Processed pseudogenes acquired somatically during cancer development

Abstract

Cancer evolves by mutation, with somatic reactivation of retrotransposons being one such mutational process. Germline retrotransposition can cause processed pseudogenes, but whether this occurs somatically has not been evaluated. Here we screen sequencing data from 660 cancer samples for somatically acquired pseudogenes. We find 42 events in 17 samples, especially non-small cell lung cancer (5/27) and colorectal cancer (2/11). Genomic features mirror those of germline LINE element retrotranspositions, with frequent target-site duplications (67%), consensus TTTTAA sites at insertion points, inverted rearrangements (21%), 5' truncation (74%) and polyA tails (88%). Transcriptional consequences include expression of pseudogenes from UTRs or introns of target genes. In addition, a somatic pseudogene that integrated into the promoter and first exon of the tumour suppressor gene, MGA, abrogated expression from that allele. Thus, formation of processed pseudogenes represents a new class of mutation occurring during cancer development, with potentially diverse functional consequences depending on genomic context.

Figure 1. Somatic pseudogenes.

(a) A somatic FOPNL pseudogene in a non-small cell lung cancer. Sequencing reads from high-coverage whole-genome shotgun sequencing of the tumour reveal a series of split reads (red) crossing the four canonical exon–exon splice junctions in the gene. In addition, read pairs map to adjacent exons with an insert size larger than expected (light brown). At either end of the gene, read pairs linking to chr7 could be identified, revealing that the FOPNL pseudogene is inserted into intron 11 of the SND1 gene in the opposite orientation with an intact polyA tail and a target-site duplication of 10 bp. (b) A somatic ARHGEF9 pseudogene in a non-small cell lung cancer. The insertion was confirmed as somatic by PCR (Supplementary Fig. 2) and capillary sequencing across an exon–exon junction and insertion site.

Figure 2. Properties of somatic pseudogenes.

(a) Histogram showing the fraction of somatic pseudogenes with particular features. (b) Sequences of target-site duplications (between square brackets) and adjacent genomic regions, showing that the polyA tail of the somatic pseudogene inserts in the consensus TTTTAA sequence between the TTTT and AA. Target-site deletions were also occasionally seen (deleted sequence between the round brackets). (c) An example of an internal inversion in a somatic pseudogene, inserted into intergenic sequence. The insertion was confirmed as somatic by PCR. (d) Phylogenetic trees for four patients in whom multiple samples were sequenced, showing at which stage during the evolution of the cancer somatic pseudogenes were acquired.

Figure 3. Tissue-specific patterns of somatic pseudogenes.

(a) Expression of template genes for somatic pseudogenes (individual points) compared with all genes for the most frequently affected organ sites.
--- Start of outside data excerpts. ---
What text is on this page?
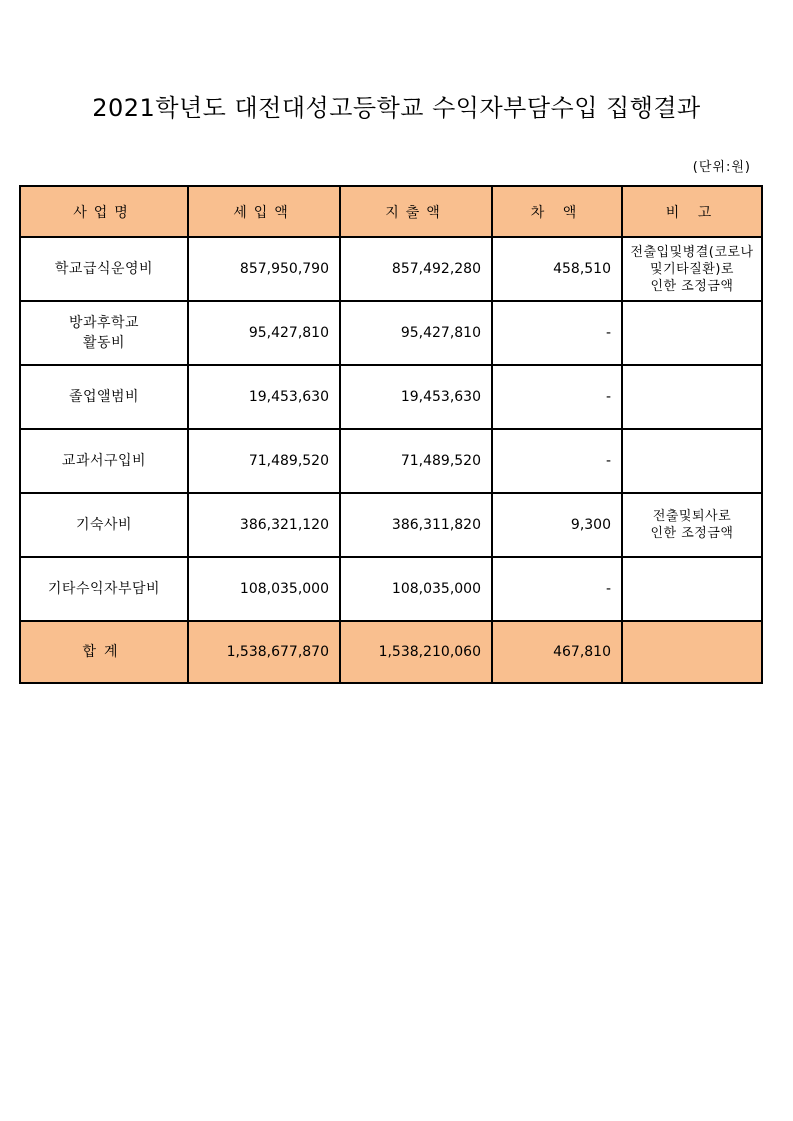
2021학년도 대전대성고등학교 수익자부담수입 집행결과
(단위:원)
사업명	세입액	지출액	차 액	비 고
학교급식운영비	857,950,790	857,492,280	458,510	전출입및병결(코로나
및기타질환)로
인한 조정금액

방과후학교
활동비	95,427,810	95,427,810	-	
졸업앨범비	19,453,630	19,453,630	-	
교과서구입비	71,489,520	71,489,520	-	
기숙사비	386,321,120	386,311,820	9,300	전출및퇴사로
인한 조정금액

기타수익자부담비	108,035,000	108,035,000	-	
합계	1,538,677,870	1,538,210,060	467,810	
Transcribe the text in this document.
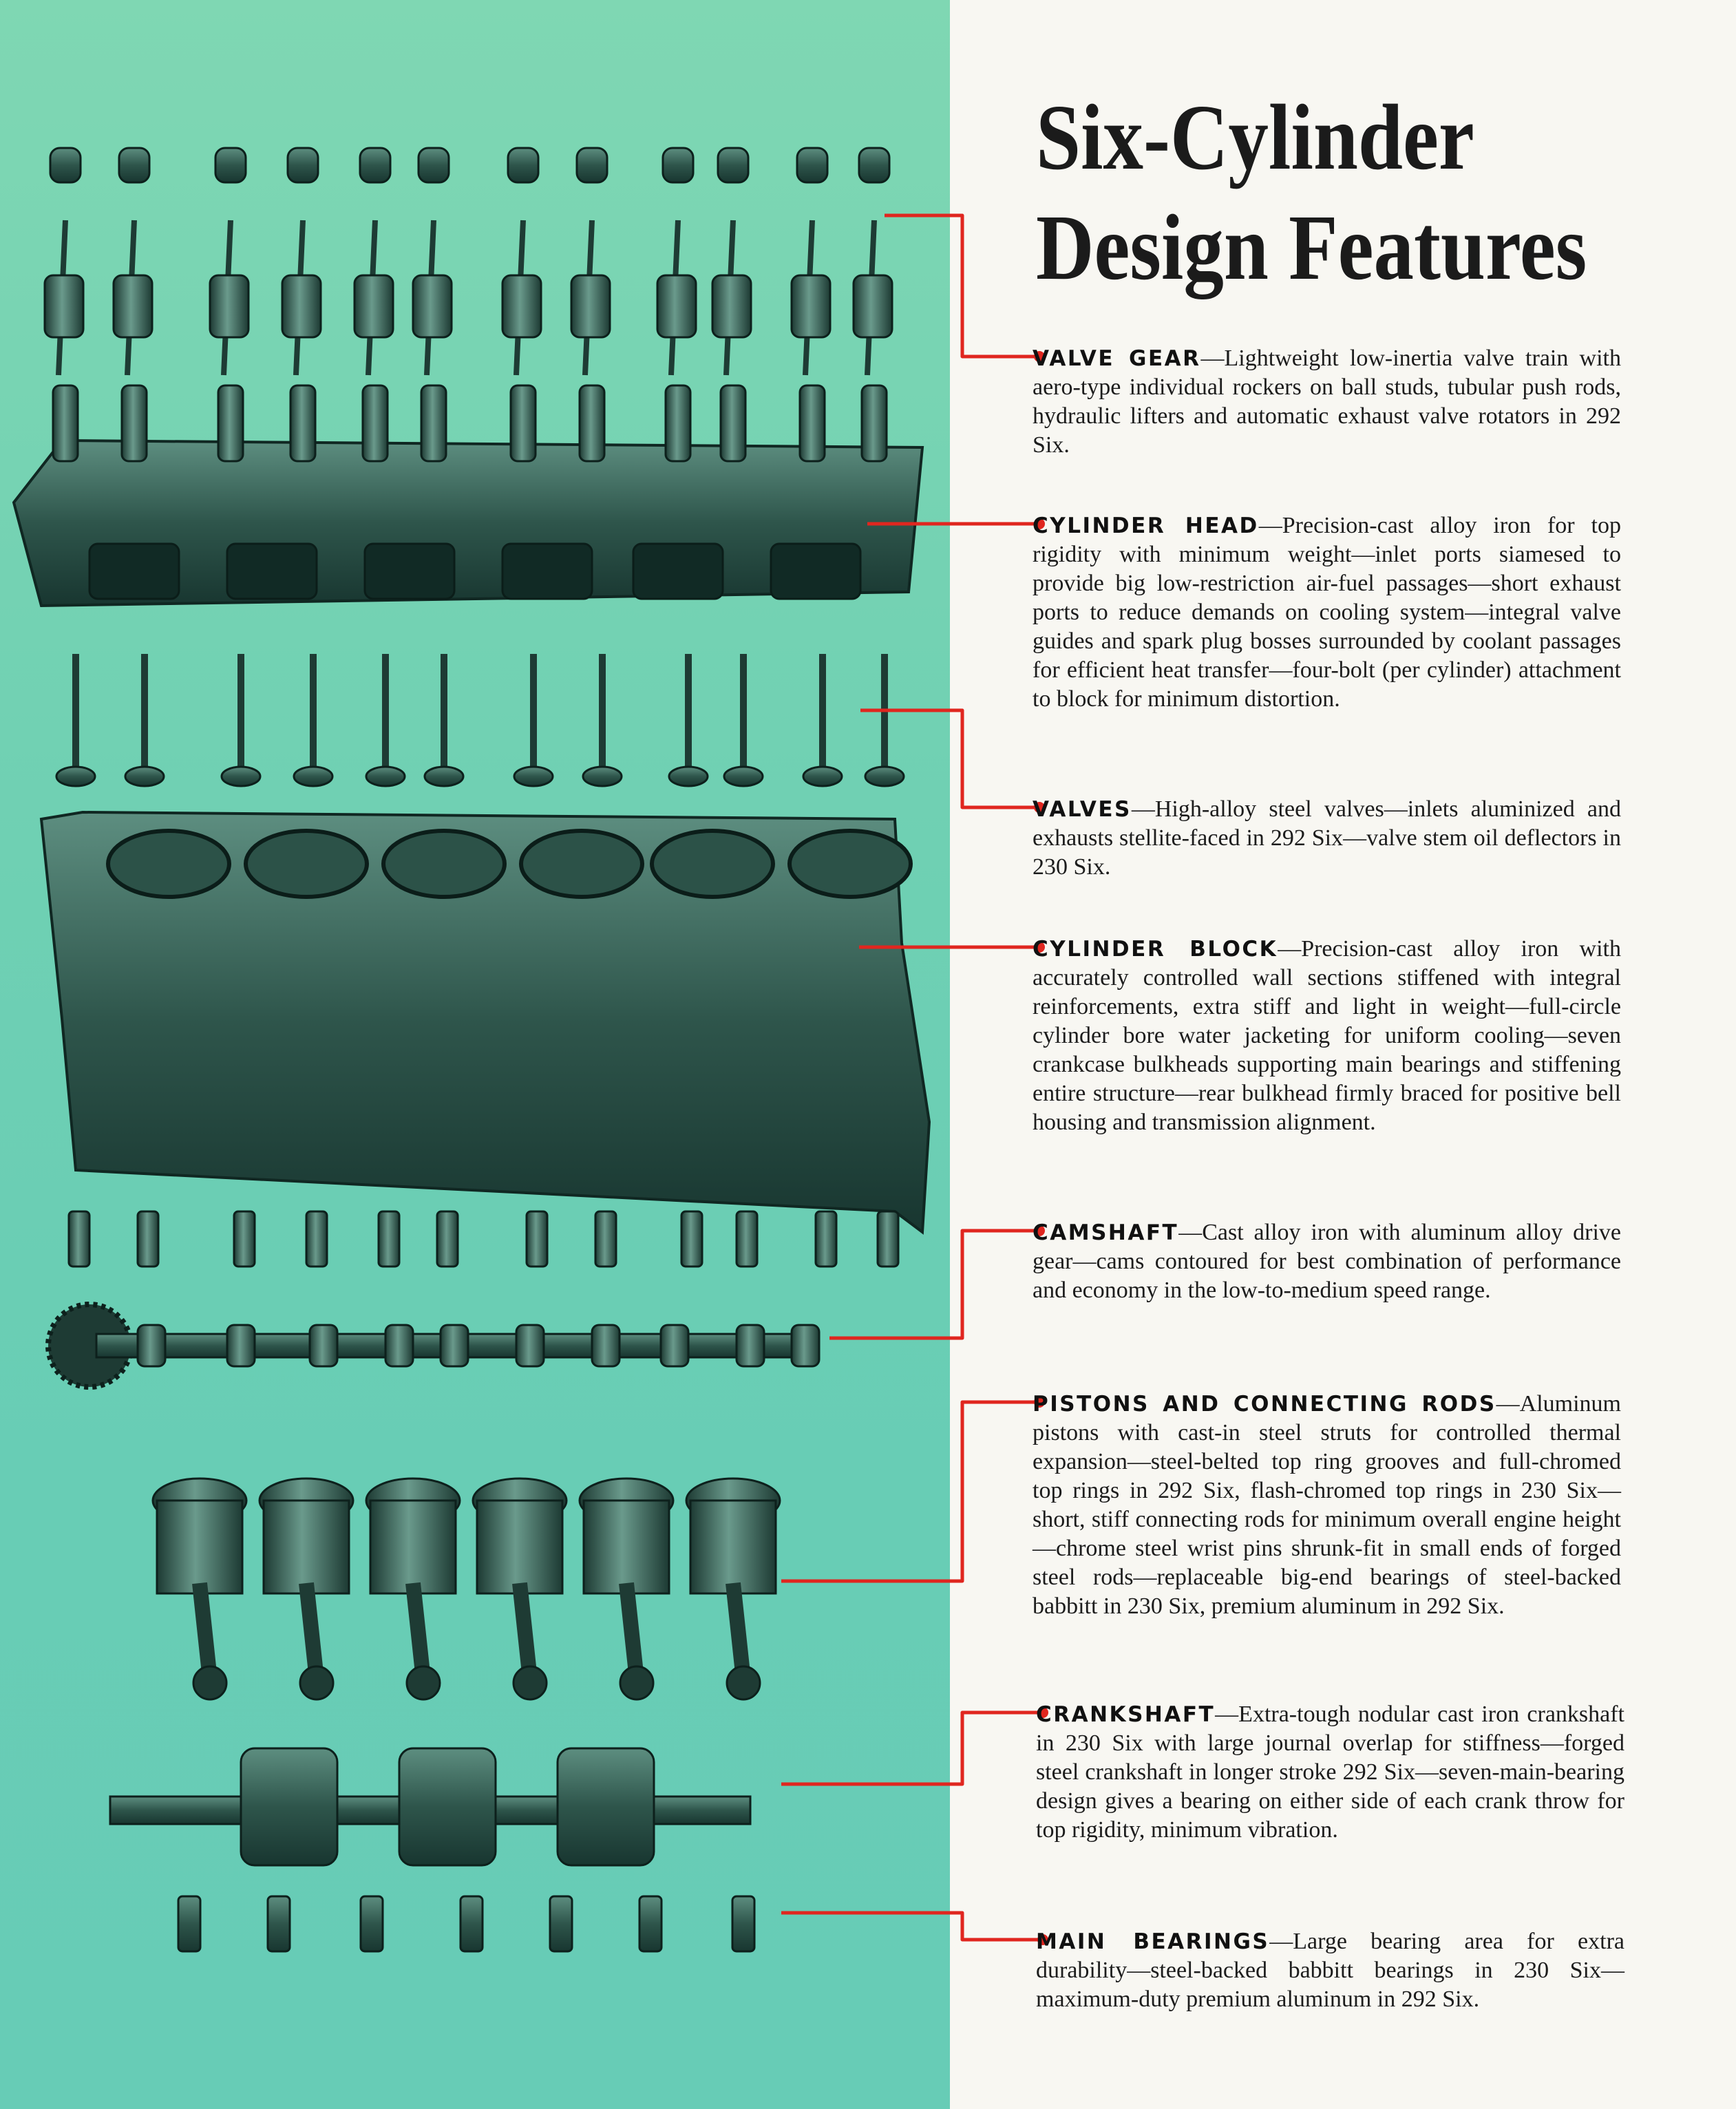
Six-Cylinder
Design Features

VALVE GEAR—Lightweight low-inertia valve train with aero-type individual rockers on ball studs, tubular push rods, hydraulic lifters and automatic exhaust valve rotators in 292 Six.

CYLINDER HEAD—Precision-cast alloy iron for top rigidity with minimum weight—inlet ports siamesed to provide big low-restriction air-fuel passages—short exhaust ports to reduce demands on cooling system—integral valve guides and spark plug bosses surrounded by coolant passages for efficient heat transfer—four-bolt (per cylinder) attachment to block for minimum distortion.

VALVES—High-alloy steel valves—inlets aluminized and exhausts stellite-faced in 292 Six—valve stem oil deflectors in 230 Six.

CYLINDER BLOCK—Precision-cast alloy iron with accurately controlled wall sections stiffened with integral reinforcements, extra stiff and light in weight—full-circle cylinder bore water jacketing for uniform cooling—seven crankcase bulkheads supporting main bearings and stiffening entire structure—rear bulkhead firmly braced for positive bell housing and transmission alignment.

CAMSHAFT—Cast alloy iron with aluminum alloy drive gear—cams contoured for best combination of performance and economy in the low-to-medium speed range.

PISTONS AND CONNECTING RODS—Aluminum pistons with cast-in steel struts for controlled thermal expansion—steel-belted top ring grooves and full-chromed top rings in 292 Six, flash-chromed top rings in 230 Six—short, stiff connecting rods for minimum overall engine height—chrome steel wrist pins shrunk-fit in small ends of forged steel rods—replaceable big-end bearings of steel-backed babbitt in 230 Six, premium aluminum in 292 Six.

CRANKSHAFT—Extra-tough nodular cast iron crankshaft in 230 Six with large journal overlap for stiffness—forged steel crankshaft in longer stroke 292 Six—seven-main-bearing design gives a bearing on either side of each crank throw for top rigidity, minimum vibration.

MAIN BEARINGS—Large bearing area for extra durability—steel-backed babbitt bearings in 230 Six—maximum-duty premium aluminum in 292 Six.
The violin plot formulation for all genes shows the median (white point), interquartile range (thick black line) and 1.5 × the interquartile range (thin black line). The coloured shapes denote a kernel density plot of the distribution of gene expression levels for all genes. Due to the non-normal distribution, we used Wilcoxon rank-sum tests to test whether expression levels of template genes for somatic pseudogenes were different to that expected. (b) RNA-sequencing data showing expression of the MLL-KRT6A fusion gene. (c) Deletion of the promoter and first exon of MGA during somatic pseudogene insertion, leading to abrogation of expression from that allele.